The JuD chief Hafiz Saeed is now back to roaming free all over Pakistan, spreading hate and fomenting terror like he has done before. Clearly, Washington has n’t really followed up with stringent punishment President Donald Trump’s August warning to Pakistan.
A day after global terrorist Hafiz Saeed was freed from house arrest, the president of an influential American think tank said it’s a “mystery” why Pakistan is still considered a ‘major non-Nato’ ally “when it’s anything but” that. The mastermind of the 2008 Mumbai terror attack has been designated a terrorist even by the United Nations.

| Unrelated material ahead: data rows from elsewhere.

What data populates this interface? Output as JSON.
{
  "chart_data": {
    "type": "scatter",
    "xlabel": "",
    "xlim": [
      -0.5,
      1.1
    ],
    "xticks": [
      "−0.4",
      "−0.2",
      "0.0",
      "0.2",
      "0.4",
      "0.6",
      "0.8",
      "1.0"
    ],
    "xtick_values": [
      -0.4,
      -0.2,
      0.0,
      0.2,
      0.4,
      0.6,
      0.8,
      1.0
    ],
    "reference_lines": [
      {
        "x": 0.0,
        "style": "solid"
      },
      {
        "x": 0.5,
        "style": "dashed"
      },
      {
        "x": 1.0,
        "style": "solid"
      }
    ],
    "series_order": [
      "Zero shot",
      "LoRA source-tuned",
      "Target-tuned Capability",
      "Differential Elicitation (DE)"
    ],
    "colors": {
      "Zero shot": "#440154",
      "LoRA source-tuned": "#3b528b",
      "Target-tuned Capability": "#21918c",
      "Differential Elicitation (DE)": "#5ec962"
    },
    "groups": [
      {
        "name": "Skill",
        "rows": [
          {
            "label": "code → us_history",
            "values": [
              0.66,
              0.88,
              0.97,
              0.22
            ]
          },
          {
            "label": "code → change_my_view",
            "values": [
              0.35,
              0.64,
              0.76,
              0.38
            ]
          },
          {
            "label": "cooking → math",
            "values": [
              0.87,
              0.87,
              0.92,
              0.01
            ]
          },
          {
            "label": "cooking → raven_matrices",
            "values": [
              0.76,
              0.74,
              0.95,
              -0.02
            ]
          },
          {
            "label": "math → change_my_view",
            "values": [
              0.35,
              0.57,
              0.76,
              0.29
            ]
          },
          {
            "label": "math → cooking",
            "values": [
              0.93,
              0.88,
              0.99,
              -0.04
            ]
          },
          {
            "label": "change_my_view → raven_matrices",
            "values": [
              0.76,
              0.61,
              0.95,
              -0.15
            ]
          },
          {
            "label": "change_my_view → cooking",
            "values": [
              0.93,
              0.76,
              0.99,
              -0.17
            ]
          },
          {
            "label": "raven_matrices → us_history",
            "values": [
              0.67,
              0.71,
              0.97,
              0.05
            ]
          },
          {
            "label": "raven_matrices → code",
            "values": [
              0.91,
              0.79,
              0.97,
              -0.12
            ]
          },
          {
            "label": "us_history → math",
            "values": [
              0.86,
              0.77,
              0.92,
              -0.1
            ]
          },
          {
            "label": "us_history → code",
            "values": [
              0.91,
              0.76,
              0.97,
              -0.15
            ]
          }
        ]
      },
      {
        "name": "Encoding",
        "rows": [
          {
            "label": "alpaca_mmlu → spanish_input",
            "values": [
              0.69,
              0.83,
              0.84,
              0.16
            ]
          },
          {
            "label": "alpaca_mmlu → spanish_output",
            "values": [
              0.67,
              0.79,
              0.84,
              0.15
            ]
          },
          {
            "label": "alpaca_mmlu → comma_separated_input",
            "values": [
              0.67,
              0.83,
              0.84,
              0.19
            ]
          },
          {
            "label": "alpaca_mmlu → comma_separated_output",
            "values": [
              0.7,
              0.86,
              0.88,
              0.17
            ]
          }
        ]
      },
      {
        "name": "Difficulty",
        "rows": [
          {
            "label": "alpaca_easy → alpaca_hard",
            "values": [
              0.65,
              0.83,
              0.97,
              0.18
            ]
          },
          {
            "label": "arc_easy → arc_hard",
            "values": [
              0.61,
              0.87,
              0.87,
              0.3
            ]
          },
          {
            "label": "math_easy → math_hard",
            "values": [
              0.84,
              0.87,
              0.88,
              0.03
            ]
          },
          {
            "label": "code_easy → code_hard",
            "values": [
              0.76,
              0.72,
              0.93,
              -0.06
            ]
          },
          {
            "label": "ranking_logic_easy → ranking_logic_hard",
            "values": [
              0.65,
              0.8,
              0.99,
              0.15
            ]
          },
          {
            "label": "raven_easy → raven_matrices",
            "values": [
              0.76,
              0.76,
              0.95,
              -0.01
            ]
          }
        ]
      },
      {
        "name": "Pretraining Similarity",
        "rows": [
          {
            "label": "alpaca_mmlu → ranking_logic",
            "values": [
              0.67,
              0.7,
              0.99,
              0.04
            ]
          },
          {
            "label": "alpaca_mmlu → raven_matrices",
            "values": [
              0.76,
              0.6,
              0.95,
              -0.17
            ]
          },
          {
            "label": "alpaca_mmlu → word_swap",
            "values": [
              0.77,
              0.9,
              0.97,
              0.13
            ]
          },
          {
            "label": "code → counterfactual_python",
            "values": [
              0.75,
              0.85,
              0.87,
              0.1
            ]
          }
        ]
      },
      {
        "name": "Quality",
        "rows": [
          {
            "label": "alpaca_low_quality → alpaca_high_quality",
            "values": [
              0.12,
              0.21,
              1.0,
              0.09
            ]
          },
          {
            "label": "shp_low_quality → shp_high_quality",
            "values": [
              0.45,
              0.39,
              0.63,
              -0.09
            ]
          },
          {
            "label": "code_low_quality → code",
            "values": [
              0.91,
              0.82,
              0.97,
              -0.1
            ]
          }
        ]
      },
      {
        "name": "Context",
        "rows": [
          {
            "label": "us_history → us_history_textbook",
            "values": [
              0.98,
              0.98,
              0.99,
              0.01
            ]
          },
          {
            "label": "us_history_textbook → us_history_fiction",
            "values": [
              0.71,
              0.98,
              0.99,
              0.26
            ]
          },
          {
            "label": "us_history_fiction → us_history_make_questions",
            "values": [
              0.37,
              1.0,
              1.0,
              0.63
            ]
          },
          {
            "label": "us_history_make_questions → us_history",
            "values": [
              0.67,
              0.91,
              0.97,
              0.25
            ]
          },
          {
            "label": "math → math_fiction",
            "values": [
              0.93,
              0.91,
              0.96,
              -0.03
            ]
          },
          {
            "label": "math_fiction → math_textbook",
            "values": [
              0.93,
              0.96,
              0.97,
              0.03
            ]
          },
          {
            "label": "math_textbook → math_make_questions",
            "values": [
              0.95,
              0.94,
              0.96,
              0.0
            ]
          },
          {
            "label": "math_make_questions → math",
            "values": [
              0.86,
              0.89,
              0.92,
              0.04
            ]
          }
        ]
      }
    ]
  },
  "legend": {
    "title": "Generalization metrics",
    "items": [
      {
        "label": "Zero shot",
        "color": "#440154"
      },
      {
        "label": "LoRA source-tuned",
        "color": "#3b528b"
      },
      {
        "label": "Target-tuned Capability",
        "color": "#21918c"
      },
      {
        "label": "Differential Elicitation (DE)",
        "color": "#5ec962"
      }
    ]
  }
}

Richard Haass, president of the prestigious Council on Foreign Relations, also tweeted saying Pakistan has “harboured terrorists for years and provides sanctuary to the Taliban” and others, including Saeed, on whose head the US has placed a $10 million bounty.
Haass says on Twitter “opinions my own”, about any comments he posts on the microblogging site. But his position as president of the Council on Foreign Relations – called “the nation’s most influential foreign-policy think tank” means his “own opinions” aren’t to be sneezed at.

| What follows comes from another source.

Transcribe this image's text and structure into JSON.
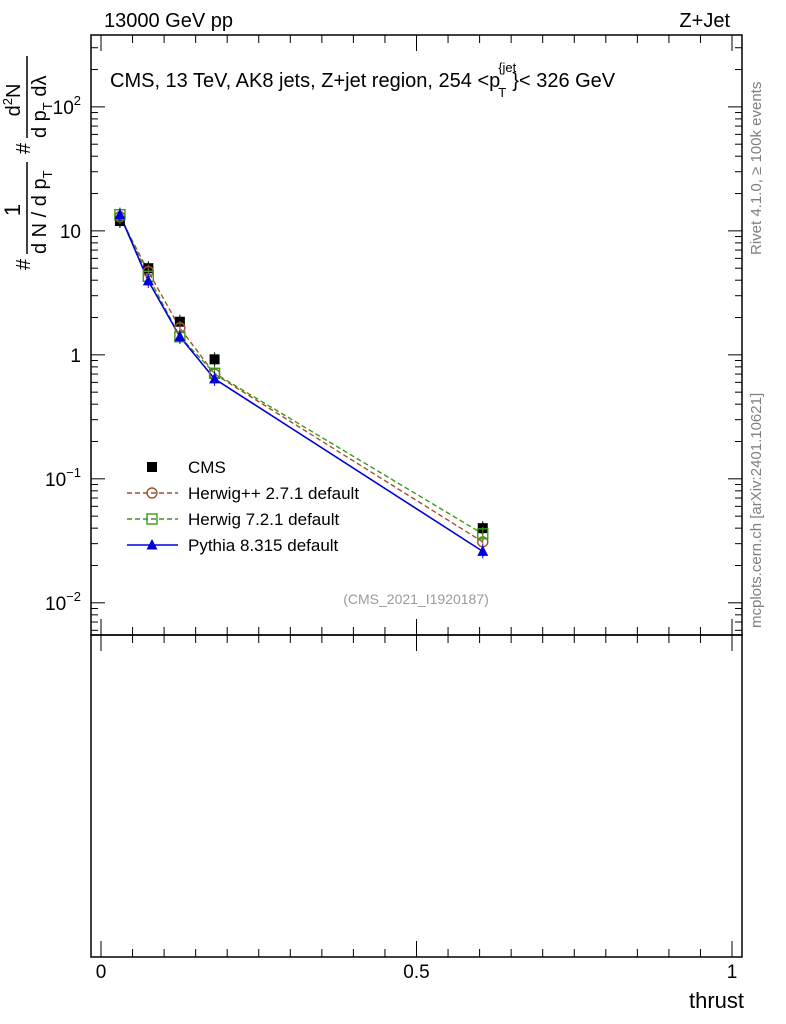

The JuD chief and founder of the banned terror group Lashkar-e-Taiba (LeT) is now back to roaming free all over Pakistan, spreading hate and fomenting terror like he’s done before. Saeed addressing huge rallies with supporters screaming every time he exhorts murder and terror will again become a common occurrence in Pakistan.

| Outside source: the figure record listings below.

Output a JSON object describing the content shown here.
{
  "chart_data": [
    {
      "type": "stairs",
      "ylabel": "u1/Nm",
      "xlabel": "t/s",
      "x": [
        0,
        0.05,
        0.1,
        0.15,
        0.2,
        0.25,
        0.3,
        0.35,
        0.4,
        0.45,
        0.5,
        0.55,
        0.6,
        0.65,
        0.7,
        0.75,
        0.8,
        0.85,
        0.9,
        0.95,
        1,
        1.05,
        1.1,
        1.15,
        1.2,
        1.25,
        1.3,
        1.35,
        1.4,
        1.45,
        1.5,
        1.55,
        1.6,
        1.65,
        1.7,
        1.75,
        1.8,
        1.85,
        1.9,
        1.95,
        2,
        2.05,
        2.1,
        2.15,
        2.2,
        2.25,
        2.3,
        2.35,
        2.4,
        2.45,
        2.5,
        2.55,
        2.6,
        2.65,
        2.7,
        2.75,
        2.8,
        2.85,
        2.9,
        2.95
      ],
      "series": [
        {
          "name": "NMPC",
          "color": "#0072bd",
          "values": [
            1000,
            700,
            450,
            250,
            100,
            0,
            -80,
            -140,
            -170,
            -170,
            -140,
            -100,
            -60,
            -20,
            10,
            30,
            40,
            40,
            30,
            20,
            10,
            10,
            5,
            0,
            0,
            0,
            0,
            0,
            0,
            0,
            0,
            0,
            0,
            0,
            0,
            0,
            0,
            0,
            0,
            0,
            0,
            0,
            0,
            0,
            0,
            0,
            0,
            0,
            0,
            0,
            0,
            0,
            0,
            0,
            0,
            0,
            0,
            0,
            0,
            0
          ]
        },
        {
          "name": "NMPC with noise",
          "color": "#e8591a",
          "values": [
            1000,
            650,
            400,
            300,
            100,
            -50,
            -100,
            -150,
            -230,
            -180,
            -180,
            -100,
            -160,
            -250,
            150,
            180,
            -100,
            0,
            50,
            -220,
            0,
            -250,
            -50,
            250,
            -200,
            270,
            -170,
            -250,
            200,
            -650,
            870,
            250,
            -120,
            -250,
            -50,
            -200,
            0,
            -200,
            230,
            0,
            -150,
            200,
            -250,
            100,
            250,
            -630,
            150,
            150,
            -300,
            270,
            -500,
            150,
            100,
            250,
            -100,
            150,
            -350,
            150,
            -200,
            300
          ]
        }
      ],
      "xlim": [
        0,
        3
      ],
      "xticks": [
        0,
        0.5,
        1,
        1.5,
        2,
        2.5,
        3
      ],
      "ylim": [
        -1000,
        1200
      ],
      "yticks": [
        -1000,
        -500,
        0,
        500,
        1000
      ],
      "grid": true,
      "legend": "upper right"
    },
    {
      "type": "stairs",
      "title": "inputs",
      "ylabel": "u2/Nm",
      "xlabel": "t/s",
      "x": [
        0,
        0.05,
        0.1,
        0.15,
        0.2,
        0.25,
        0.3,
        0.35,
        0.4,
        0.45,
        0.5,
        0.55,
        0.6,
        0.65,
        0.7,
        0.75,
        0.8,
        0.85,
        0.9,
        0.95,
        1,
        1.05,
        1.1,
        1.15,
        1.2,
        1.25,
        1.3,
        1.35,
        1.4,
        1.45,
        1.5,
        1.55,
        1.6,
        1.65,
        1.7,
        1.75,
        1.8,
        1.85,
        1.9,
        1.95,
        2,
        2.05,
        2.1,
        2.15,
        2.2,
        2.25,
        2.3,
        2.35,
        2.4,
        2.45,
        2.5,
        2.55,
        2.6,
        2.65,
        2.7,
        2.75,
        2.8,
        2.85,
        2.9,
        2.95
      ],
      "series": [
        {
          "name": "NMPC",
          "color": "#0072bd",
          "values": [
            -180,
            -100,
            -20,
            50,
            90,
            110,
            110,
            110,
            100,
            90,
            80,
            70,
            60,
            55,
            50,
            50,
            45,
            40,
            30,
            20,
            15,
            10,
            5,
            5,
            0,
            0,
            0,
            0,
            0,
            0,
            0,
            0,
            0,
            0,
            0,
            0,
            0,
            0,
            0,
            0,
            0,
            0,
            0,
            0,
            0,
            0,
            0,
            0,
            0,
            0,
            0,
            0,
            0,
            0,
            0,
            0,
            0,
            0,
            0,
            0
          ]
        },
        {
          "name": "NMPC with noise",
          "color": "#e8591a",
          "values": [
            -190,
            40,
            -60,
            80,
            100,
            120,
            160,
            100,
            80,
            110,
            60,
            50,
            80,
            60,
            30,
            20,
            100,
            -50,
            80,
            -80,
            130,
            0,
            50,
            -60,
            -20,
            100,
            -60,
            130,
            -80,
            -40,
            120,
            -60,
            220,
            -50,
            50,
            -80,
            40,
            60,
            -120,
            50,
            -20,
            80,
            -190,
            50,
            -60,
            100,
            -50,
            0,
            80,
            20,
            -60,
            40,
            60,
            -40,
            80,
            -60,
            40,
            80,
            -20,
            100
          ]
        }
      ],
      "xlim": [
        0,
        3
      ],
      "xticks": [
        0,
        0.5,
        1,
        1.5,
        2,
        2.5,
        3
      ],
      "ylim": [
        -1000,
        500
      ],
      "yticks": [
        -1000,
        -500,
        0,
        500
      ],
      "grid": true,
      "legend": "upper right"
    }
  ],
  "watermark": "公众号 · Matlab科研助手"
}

All this is done by Saeed and his supporters openly. Not just that, they also tom-tom every such rally on social and other media because they want the world to notice. And the US and the world do. Notice, that is. But no one does anything about it.
GROWING CHORUS
Still, the Council on Foreign Relations president joins what’s becoming a chorus of influential American voices asking that Pakistan’s status as a ‘major non-Nato ally’ be taken away.
A day ago, a top American counter-terrorism expert told PTI news agency that Saeed still eludes justice nine years after the 26/11 Mumbai terror attack.
“Nine years after 26/11, its mastermind still eludes justice. It is time to rescind Pakistan’s status as a major non-NATO ally,” said Bruce Riedel, a top U.S. expert on security, South Asia and counter-terrorism.
A former Pakistan ambassador to the US Hussain Haqqani retweeted what a Pakistani journalist said after Saeed’s release.
“Hafiz Saeed thanks the judges for his release from house arrest. Where else could a globally-designated terrorist openly challenge the government? #Pakistan,” the journalist tweeted.
The Pakistani journalist was likely referring to the fact that Saeed’s release by the Lahore High Court came despite entreaties by a senior Pakistan finance ministry official who said that freeing Saeed would bring diplomatic and financial problems to the country, reported Pakistan’s Dawn newspaper.
Those entreaties obviously fell on willingly deaf ears as the emboldened Lahore High Court even ignored the US administration’s August threat to cut off all aid to Pakistan if it doesn’t stop providing “safe havens to agents of chaos and terror”.
The US hasn’t really followed up with stringent punishment since those fighting words in August from US President Donald Trump.